According to Prop. 70 spokesman William Rukeyser, the measure would yield substantially more revenue for the state. Schwarzenegger’s compacts have set aside a flat annual sum equivalent to between 10 and 18 percent of the current proceeds from five tribes. But under Prop. 70, the 9 percent cut, when applied to the 107 tribes in California, would give the state up to $2 billion in added revenue over the first five years. “It represents a reasonable slice of a very big pie,” Rukeyser said.

And he says no one should worry about casinos flooding into urban areas. “Tribes don’t like urban gaming,” he said. “They recognize that the public overwhelmingly opposes urban gaming, and they don’t want anything to give them a black eye in terms of public relations. And if your reservation is located in a rural area, you don’t want any roadblocks between you and your customers. Urban casinos would be such a roadblock.”

That would be fine if the moneymen behind the East Bay’s proposed casinos were willing to play ball, but they aren’t. The fact is that if the federal government recognizes any of these tribes and declares that their East Bay real estate can be considered illegally stolen from Native Americans during the nation’s past, the governor will be required to negotiate a casino deal with them. The East Bay would then be awash with slot machines — and the poverty and social problems that accompany them.

If there’s one upside to casino construction in the East Bay, it lies with the proposed Point Molate gambling den, located right next to Richmond’s ChevronTexaco refinery. The oil giant vociferously opposes the casino and has even offered to buy the land for $80 million. Why, you might ask? Because gambling, of all things, might finally force it to clean up its refinery.
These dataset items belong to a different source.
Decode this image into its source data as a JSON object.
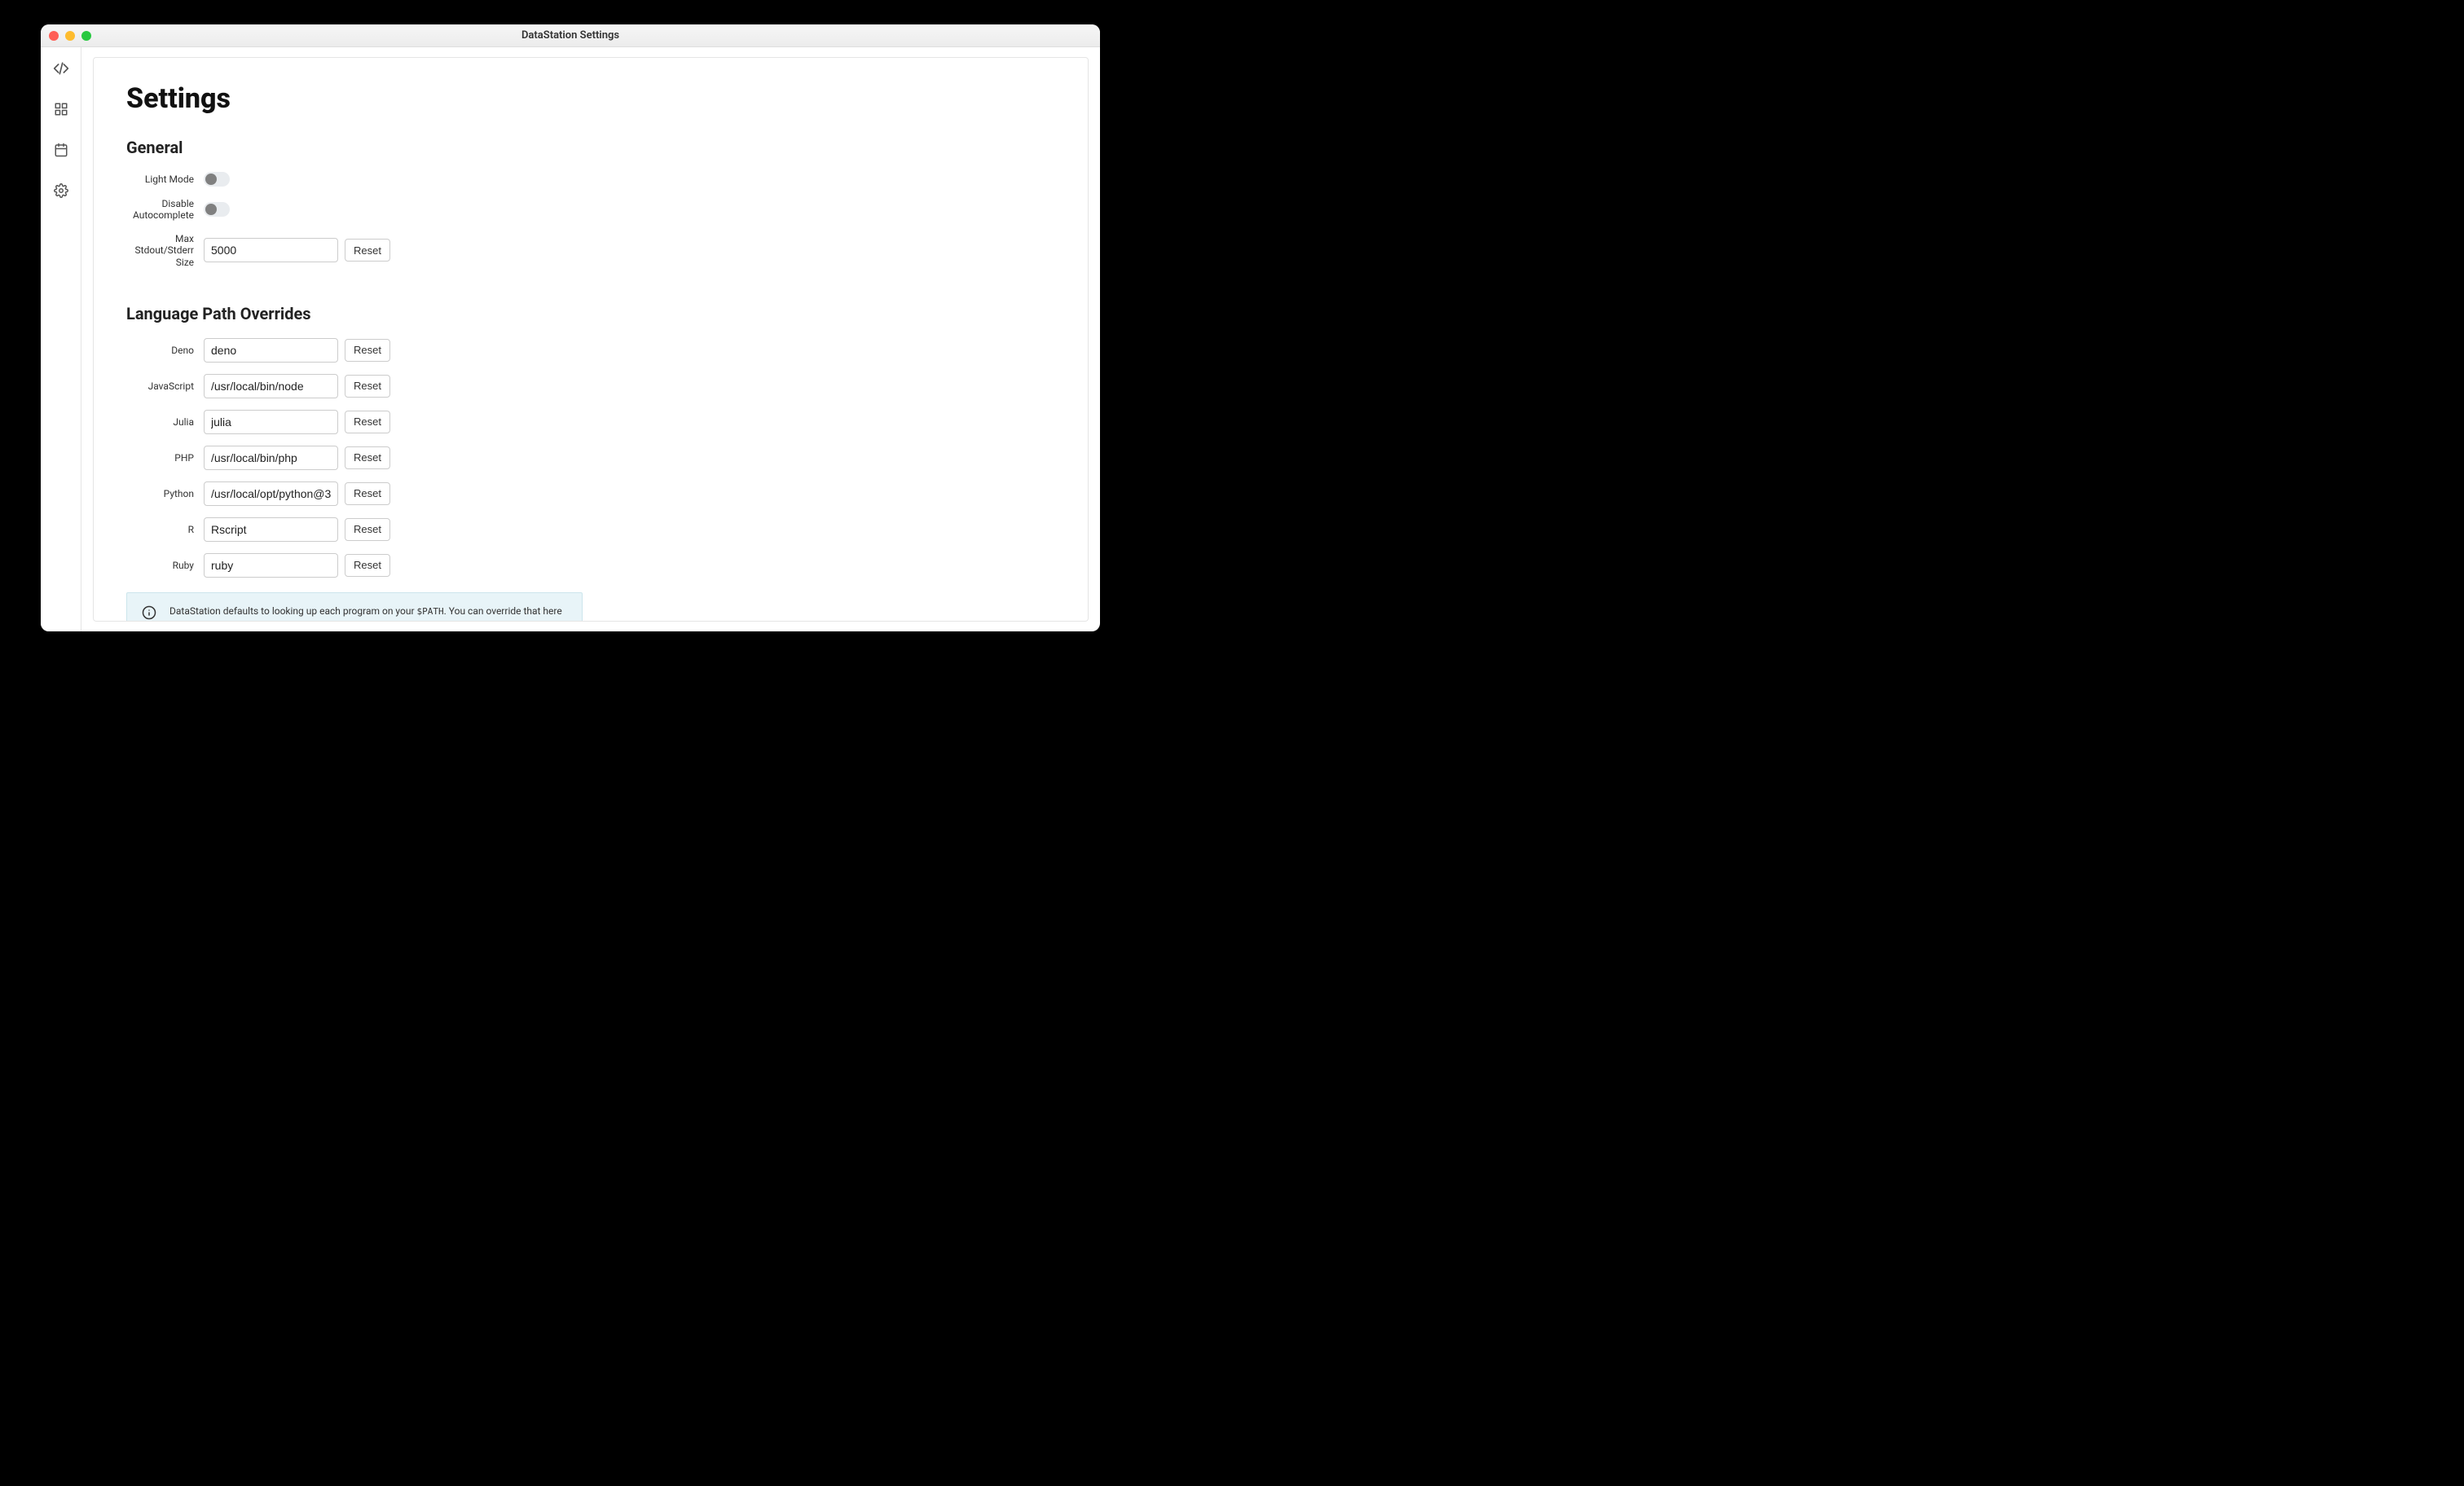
{
  "window": {
    "title": "DataStation Settings"
  },
  "page": {
    "title": "Settings"
  },
  "sections": {
    "general": {
      "title": "General",
      "light_mode_label": "Light Mode",
      "disable_autocomplete_label": "Disable Autocomplete",
      "max_stdout_label": "Max Stdout/Stderr Size",
      "max_stdout_value": "5000",
      "reset_label": "Reset"
    },
    "language_paths": {
      "title": "Language Path Overrides",
      "reset_label": "Reset",
      "rows": [
        {
          "label": "Deno",
          "value": "deno"
        },
        {
          "label": "JavaScript",
          "value": "/usr/local/bin/node"
        },
        {
          "label": "Julia",
          "value": "julia"
        },
        {
          "label": "PHP",
          "value": "/usr/local/bin/php"
        },
        {
          "label": "Python",
          "value": "/usr/local/opt/python@3"
        },
        {
          "label": "R",
          "value": "Rscript"
        },
        {
          "label": "Ruby",
          "value": "ruby"
        }
      ],
      "info_prefix": "DataStation defaults to looking up each program on your ",
      "info_code": "$PATH",
      "info_suffix": ". You can override that here with a different program name or an absolute path."
    }
  }
}
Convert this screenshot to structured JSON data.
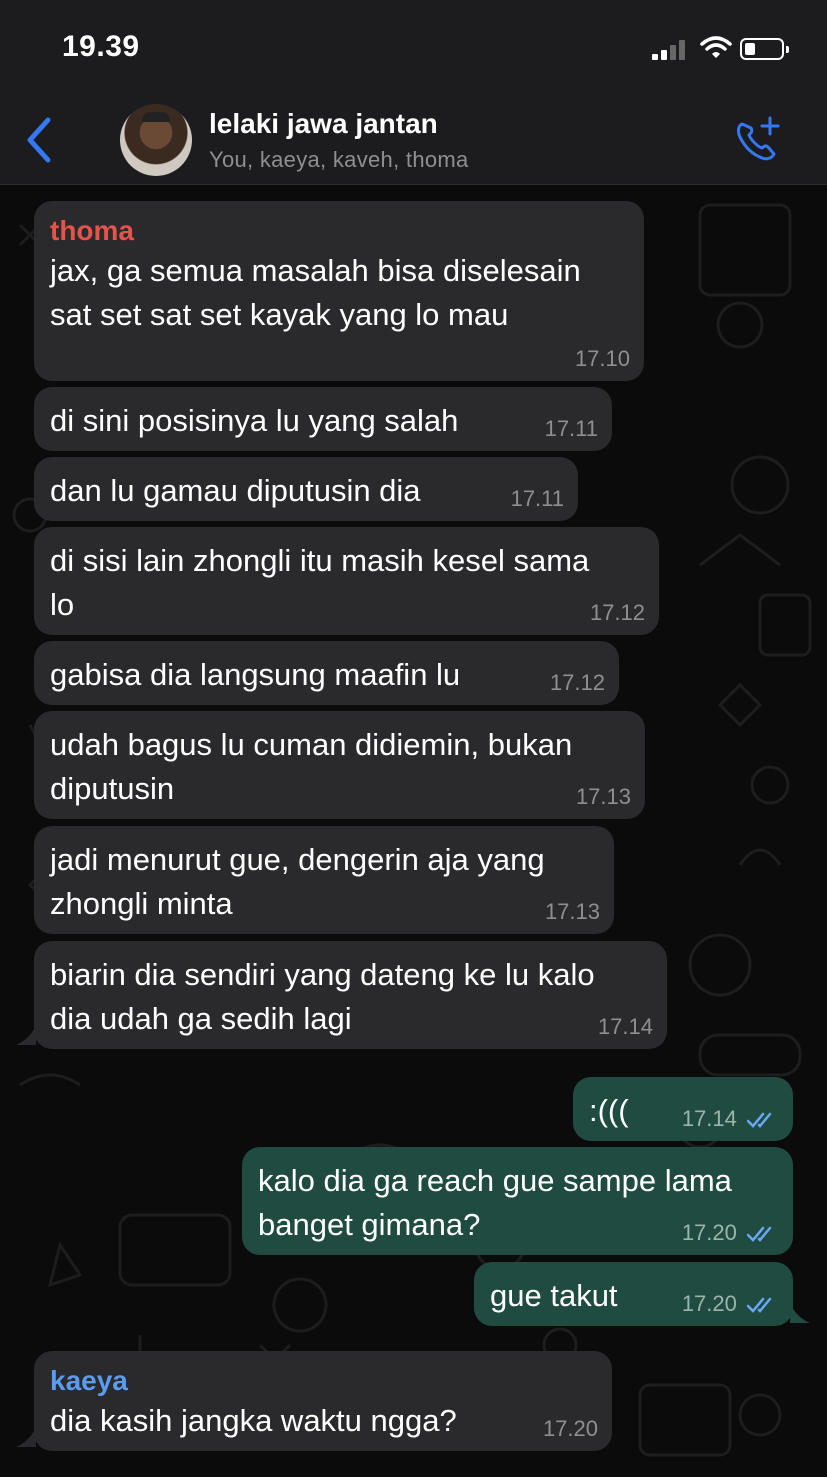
{
  "status_bar": {
    "time": "19.39"
  },
  "header": {
    "title": "lelaki jawa jantan",
    "members": "You, kaeya, kaveh, thoma"
  },
  "colors": {
    "accent": "#3478f6",
    "incoming_bubble": "#2a2a2c",
    "outgoing_bubble": "#1f4b40",
    "sender_thoma": "#e5534b",
    "sender_kaeya": "#5b9cf0",
    "read_ticks": "#6aa8f5"
  },
  "messages": [
    {
      "direction": "in",
      "sender": "thoma",
      "text_line1": "jax, ga semua masalah bisa diselesain",
      "text_line2": "sat set sat set kayak yang lo mau",
      "time": "17.10"
    },
    {
      "direction": "in",
      "text_line1": "di sini posisinya lu yang salah",
      "time": "17.11"
    },
    {
      "direction": "in",
      "text_line1": "dan lu gamau diputusin dia",
      "time": "17.11"
    },
    {
      "direction": "in",
      "text_line1": "di sisi lain zhongli itu masih kesel sama",
      "text_line2": "lo",
      "time": "17.12"
    },
    {
      "direction": "in",
      "text_line1": "gabisa dia langsung maafin lu",
      "time": "17.12"
    },
    {
      "direction": "in",
      "text_line1": "udah bagus lu cuman didiemin, bukan",
      "text_line2": "diputusin",
      "time": "17.13"
    },
    {
      "direction": "in",
      "text_line1": "jadi menurut gue, dengerin aja yang",
      "text_line2": "zhongli minta",
      "time": "17.13"
    },
    {
      "direction": "in",
      "text_line1": "biarin dia sendiri yang dateng ke lu kalo",
      "text_line2": "dia udah ga sedih lagi",
      "time": "17.14"
    },
    {
      "direction": "out",
      "text_line1": ":(((",
      "time": "17.14"
    },
    {
      "direction": "out",
      "text_line1": "kalo dia ga reach gue sampe lama",
      "text_line2": "banget gimana?",
      "time": "17.20"
    },
    {
      "direction": "out",
      "text_line1": "gue takut",
      "time": "17.20"
    },
    {
      "direction": "in",
      "sender": "kaeya",
      "text_line1": "dia kasih jangka waktu ngga?",
      "time": "17.20"
    }
  ]
}
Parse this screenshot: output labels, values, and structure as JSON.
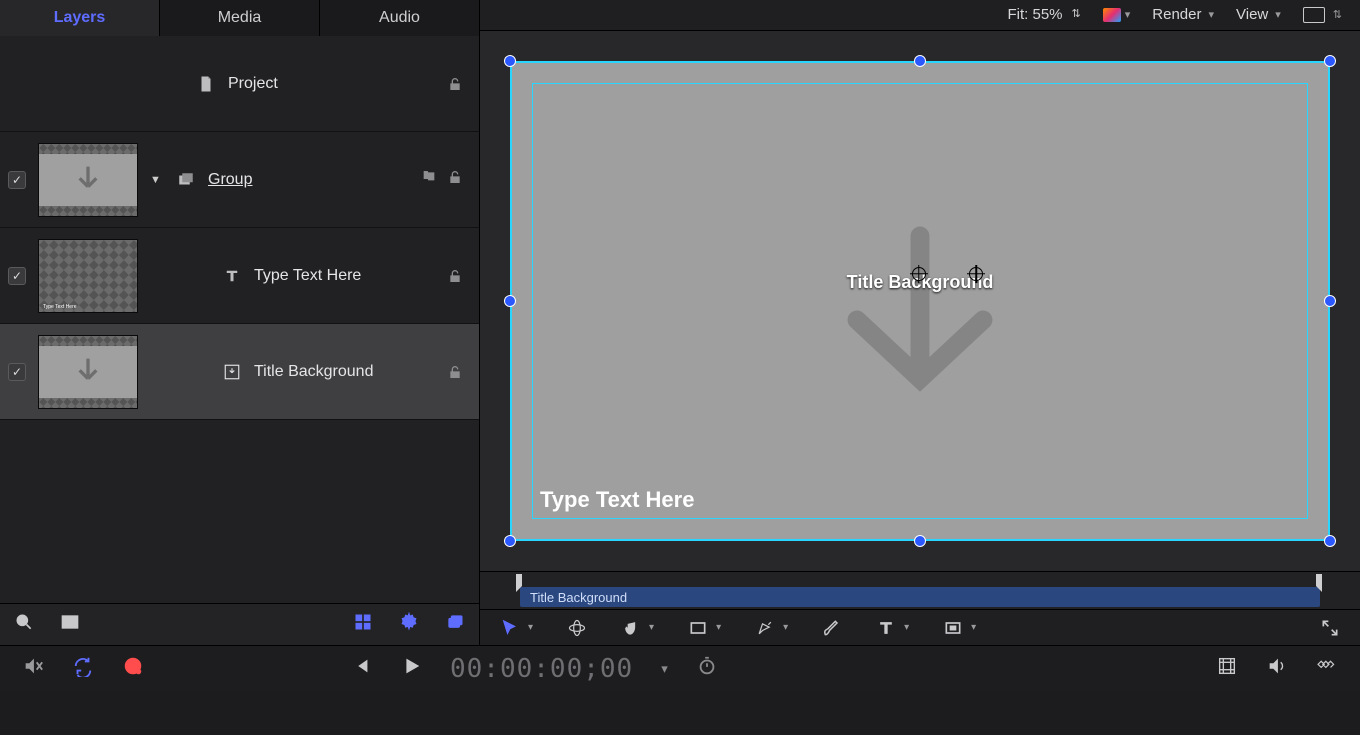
{
  "sidebar": {
    "tabs": {
      "layers": "Layers",
      "media": "Media",
      "audio": "Audio"
    },
    "rows": {
      "project": "Project",
      "group": "Group",
      "text": "Type Text Here",
      "title_bg": "Title Background"
    }
  },
  "canvas": {
    "fit_label": "Fit: 55%",
    "render_label": "Render",
    "view_label": "View",
    "label_title_bg": "Title Background",
    "type_text": "Type Text Here"
  },
  "mini_timeline": {
    "clip_label": "Title Background"
  },
  "transport": {
    "timecode": "00:00:00;00"
  }
}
For years, Chevron has periodically released clouds of toxic gas over the homes of its neighbors, who are generally too impoverished to do anything about it. But if Chevron spewed a layer of nitrogen oxide atop a casino packed with thousands of high-rolling gamblers, the tribe could no doubt muster an army of lawyers quicker than most of us could lose our paychecks playing blackjack. “That’s funny, isn’t it?” said Torm Nompraseurt, the lead organizer for the Laotian Organizing Project, which has long fought to improve air quality for Richmond residents. “It’s gonna take that to get justice. … Chevron can deny the community because they are poor. Now the Indians are coming, and they have the money to influence the city.”

Slot machines are the crack cocaine of the 21st century. But if we have to have a crack house on our block, let’s hope it’s next to Chevron.